In BGP (Border Gateway Protocol), communities are used as a mechanism to tag and group routes. They provide a way to mark routes with specific attributes or policies, allowing network operators to control the behavior of neighboring Autonomous Systems (ASes) and manipulate routing decisions. Communities are typically used to influence inbound traffic paths, although they can also be used for outbound traffic manipulation in some scenarios.
Here’s how communities are used in BGP and their role in traffic path manipulation:
Tagging and Classification:
Communities are numeric or alphanumeric values attached to BGP routes. They serve as tags that can be assigned to routes to categorize them based on certain criteria or policies. For example, you can tag routes belonging to a specific customer, geographic location, or service type using communities.
Communities allow network operators to define routing policies and enforce them with neighboring ASes. By attaching communities to routes, network operators can communicate specific policies to their peers and influence their routing decisions. These policies can include preferences, traffic engineering instructions, or blackholing/traffic diversion directives.

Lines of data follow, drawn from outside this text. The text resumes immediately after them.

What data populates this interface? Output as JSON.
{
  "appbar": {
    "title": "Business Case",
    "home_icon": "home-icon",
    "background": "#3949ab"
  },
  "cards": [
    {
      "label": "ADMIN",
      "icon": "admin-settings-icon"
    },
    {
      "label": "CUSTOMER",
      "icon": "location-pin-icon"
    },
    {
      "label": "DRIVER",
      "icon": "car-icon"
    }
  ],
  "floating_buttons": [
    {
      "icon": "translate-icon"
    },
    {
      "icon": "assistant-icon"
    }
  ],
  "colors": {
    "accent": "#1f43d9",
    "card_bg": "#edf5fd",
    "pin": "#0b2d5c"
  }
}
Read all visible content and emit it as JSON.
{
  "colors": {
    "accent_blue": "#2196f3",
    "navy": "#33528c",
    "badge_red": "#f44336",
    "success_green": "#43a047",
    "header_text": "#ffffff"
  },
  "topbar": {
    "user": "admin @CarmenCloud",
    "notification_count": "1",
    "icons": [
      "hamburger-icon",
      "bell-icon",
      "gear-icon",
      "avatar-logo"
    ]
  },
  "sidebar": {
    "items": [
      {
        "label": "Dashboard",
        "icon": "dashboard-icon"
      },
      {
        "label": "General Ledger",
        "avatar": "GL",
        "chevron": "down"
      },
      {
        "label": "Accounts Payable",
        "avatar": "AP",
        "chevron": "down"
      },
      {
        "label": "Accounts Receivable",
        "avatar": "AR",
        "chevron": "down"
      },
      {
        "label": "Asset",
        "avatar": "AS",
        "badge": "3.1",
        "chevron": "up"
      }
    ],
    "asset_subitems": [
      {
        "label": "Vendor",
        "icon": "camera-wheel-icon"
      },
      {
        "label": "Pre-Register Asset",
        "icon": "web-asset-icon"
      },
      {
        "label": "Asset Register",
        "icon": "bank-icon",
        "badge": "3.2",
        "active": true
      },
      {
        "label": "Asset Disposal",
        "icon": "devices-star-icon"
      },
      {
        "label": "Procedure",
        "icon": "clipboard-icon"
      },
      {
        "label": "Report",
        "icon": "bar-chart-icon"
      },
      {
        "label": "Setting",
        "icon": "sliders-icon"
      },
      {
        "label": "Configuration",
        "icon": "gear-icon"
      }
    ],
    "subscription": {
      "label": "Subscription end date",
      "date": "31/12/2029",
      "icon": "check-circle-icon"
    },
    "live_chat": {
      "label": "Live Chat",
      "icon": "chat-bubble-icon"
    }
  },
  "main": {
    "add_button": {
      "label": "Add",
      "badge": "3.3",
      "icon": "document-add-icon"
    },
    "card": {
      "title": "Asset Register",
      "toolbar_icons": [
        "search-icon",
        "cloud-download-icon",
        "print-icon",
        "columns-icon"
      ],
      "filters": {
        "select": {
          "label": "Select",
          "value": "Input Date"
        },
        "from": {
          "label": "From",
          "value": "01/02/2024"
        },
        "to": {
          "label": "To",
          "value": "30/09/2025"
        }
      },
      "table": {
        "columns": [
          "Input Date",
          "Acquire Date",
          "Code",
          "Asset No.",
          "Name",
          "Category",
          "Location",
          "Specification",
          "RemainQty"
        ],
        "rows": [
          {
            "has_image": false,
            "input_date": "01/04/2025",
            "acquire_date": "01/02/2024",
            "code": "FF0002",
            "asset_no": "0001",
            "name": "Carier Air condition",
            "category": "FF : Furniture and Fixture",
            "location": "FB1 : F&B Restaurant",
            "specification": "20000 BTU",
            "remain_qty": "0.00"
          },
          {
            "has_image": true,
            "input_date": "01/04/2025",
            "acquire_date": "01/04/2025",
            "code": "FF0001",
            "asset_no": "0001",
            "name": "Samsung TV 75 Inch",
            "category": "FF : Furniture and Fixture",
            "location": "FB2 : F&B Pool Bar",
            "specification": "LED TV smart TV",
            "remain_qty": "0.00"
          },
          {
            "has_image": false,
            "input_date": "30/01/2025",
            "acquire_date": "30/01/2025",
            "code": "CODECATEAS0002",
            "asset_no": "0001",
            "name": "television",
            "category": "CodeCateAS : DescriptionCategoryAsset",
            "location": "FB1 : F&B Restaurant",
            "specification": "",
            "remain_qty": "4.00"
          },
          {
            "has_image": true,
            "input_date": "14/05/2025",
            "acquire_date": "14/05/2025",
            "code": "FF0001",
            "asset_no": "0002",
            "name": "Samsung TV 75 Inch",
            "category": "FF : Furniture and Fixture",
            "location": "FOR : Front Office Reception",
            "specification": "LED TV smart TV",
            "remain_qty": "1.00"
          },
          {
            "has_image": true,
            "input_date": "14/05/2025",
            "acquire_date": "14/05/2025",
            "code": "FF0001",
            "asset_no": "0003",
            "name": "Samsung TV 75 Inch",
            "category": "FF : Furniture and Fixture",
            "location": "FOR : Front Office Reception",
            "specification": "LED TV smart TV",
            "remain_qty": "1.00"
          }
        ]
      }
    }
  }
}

Inbound Traffic Engineering:
The primary use of communities is to influence inbound traffic paths. By assigning communities to routes, network operators can signal their preferences to neighboring ASes. Neighboring ASes can then use these communities to make routing decisions, such as preferring certain paths over others based on the communities attached to the routes.
Outbound Traffic Manipulation:
While communities are primarily used for inbound traffic engineering, they can also be used for outbound traffic manipulation in certain scenarios. For example, communities can be used to tag and group routes based on their characteristics or policies. This can help in controlling the selection of outbound paths by influencing the routing decisions of neighboring ASes.
It’s important to note that the interpretation and actions taken by neighboring ASes regarding communities may vary. It is typically based on bilateral agreements or configuration specific to each AS. Therefore, using communities for traffic path manipulation requires coordination and communication with neighboring ASes to ensure consistent behavior.
Overall, communities in BGP are a powerful tool for network operators to communicate routing policies, influence inbound traffic paths, and, to some extent, manipulate outbound traffic paths by influencing the routing decisions of neighboring ASes.
BGP BEST PATH SELECTION ORDER
This is the order used to select the paths.
1. WEIGHT – path with HIGHEST weight (Cisco Proprietary)
2. LOCAL_PREF – path with the HIGHEST LOCAL_PREF # (Default = 100)
3. Locally originated via NETWORK or AGGREGATE subcommands or through REDISTRIBUTION from IGP
4. AS_PATH – path with SHORTEST AS_PATH
5. Path with the LOWEST origin type
NOTE: IGP is lower than EGP and EGP is lower than INCOMPLETE
6. MED – path the the LOWEST MED
7. Prefer eBGP over iBGP paths
8. Path with the LOWEST IGP metric to the BGP next hop
That is not all of them but you’ll never get that far hopefully.
One more important note. ALWAYS filter both inbound and outbound announcements! Never assume that your peer will be doing your filtering for you.